Au même moment, Colin M. Gray, expert du design et de l’IHM (Interface Homme-machine), venait de publier sa toute première taxonomie des dark patterns. Omniprésents et difficiles à réguler, ces mécanismes cachés au sein des bandeaux cookies trompent les utilisateurs au point de leur faire faire des choses qu'ils n'auraient pas faites autrement.
Nos réunions matinales virtuelles avec Colin au beau milieu de la pandémie de COVID-19 donnèrent bientôt naissance à un papier unique en son genre : la toute première étude faisant appel à l’expertise conjointe d’informaticiens, de juristes et de spécialistes du design et de l’interface Homme-machine. Publiés lors de la conférence de référence en matière d’IHM, l’ACM CHI'2021, nos travaux ont atteint un sommet réservé aux 5% des articles jugés les plus prometteurs : l’ "Honorable Mention Best of CHI".
Aujourd’hui, si vous me demandez comment se portent les lois de protection de la vie privée, je dirais que le ciel s’est éclairci sur des pays comme la France grâce aux efforts sans relâche des commissions comme la CNIL. J'ai passé un an dans leur laboratoire d'innovation numérique (LINC) à travailler sur la réglementation du traçage en ligne et des dark patterns tout en renforçant les liens entre la CNIL et le monde de la recherche. Ces liens sont d'autant plus importants que des menaces plus grandes et plus complexes se profilent à l'horizon dans les domaines des applications mobiles, de l’Internet des objets, des nouvelles interfaces vocales ou encore de la réalité augmentée/virtuelle.
Les collaborations avec les experts d’autres disciplines comme l’économie sont capitales aussi pour bien comprendre la complexité des écosystèmes technologiques et les intérêts commerciaux de chacun en leur sein. Sans cette analyse en profondeur, impossible pour le régulateur de bien protéger les citoyens contre les technologies sophistiquées qui font fuiter leurs données et les dark patterns qui les manipulent à grande échelle.

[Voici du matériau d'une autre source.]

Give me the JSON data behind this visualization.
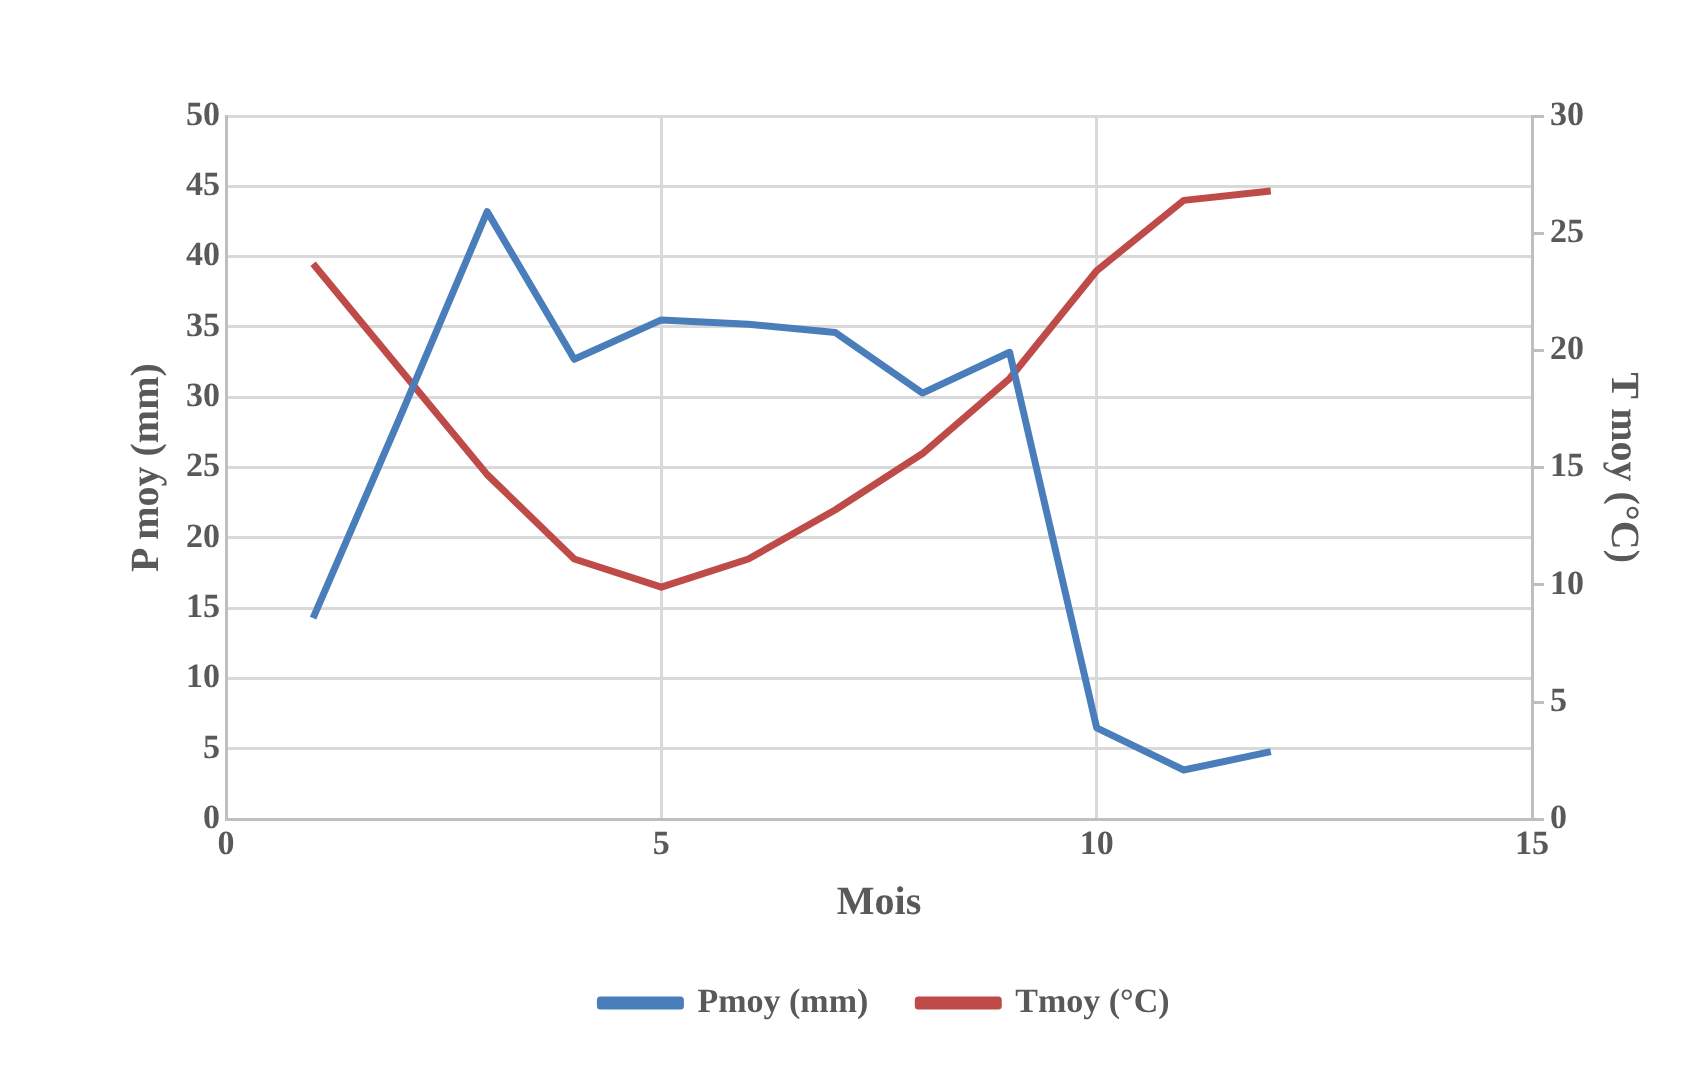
{
  "chart_data": {
    "type": "line",
    "xlabel": "Mois",
    "ylabel": "P moy (mm)",
    "y2label": "T moy (°C)",
    "x": [
      1,
      2,
      3,
      4,
      5,
      6,
      7,
      8,
      9,
      10,
      11,
      12
    ],
    "series": [
      {
        "name": "Pmoy (mm)",
        "color": "#4a7ebb",
        "values": [
          14.3,
          28.6,
          43.2,
          32.7,
          35.5,
          35.2,
          34.6,
          30.3,
          33.2,
          6.5,
          3.5,
          4.8
        ]
      },
      {
        "name": "Tmoy (°C)",
        "color": "#be4b48",
        "axis": "y2",
        "values": [
          23.7,
          19.2,
          14.7,
          11.1,
          9.9,
          11.1,
          13.2,
          15.6,
          18.8,
          23.4,
          26.4,
          26.8
        ]
      }
    ],
    "xlim": [
      0,
      15
    ],
    "xticks": [
      0,
      5,
      10,
      15
    ],
    "ylim": [
      0,
      50
    ],
    "yticks": [
      0,
      5,
      10,
      15,
      20,
      25,
      30,
      35,
      40,
      45,
      50
    ],
    "y2lim": [
      0,
      30
    ],
    "y2ticks": [
      0,
      5,
      10,
      15,
      20,
      25,
      30
    ],
    "grid": true,
    "legend": "bottom",
    "marker": "none",
    "line_style": "solid"
  }
}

D'où l'importance de dépasser les seules sphères universitaires et réglementaires pour donner aussi aux citoyens les moyens d’agir par eux-mêmes. Lorsque mon collègue Cédric Lauradoux de l’équipe Privatics m’a contactée en 2017 pour contribuer au nouveau MOOC Inria Learning Lab sur la protection de la vie privée, je n’ai pas hésité un seul instant. À ce jour, plus de 43 000 participants francophones du monde entier y ont participé.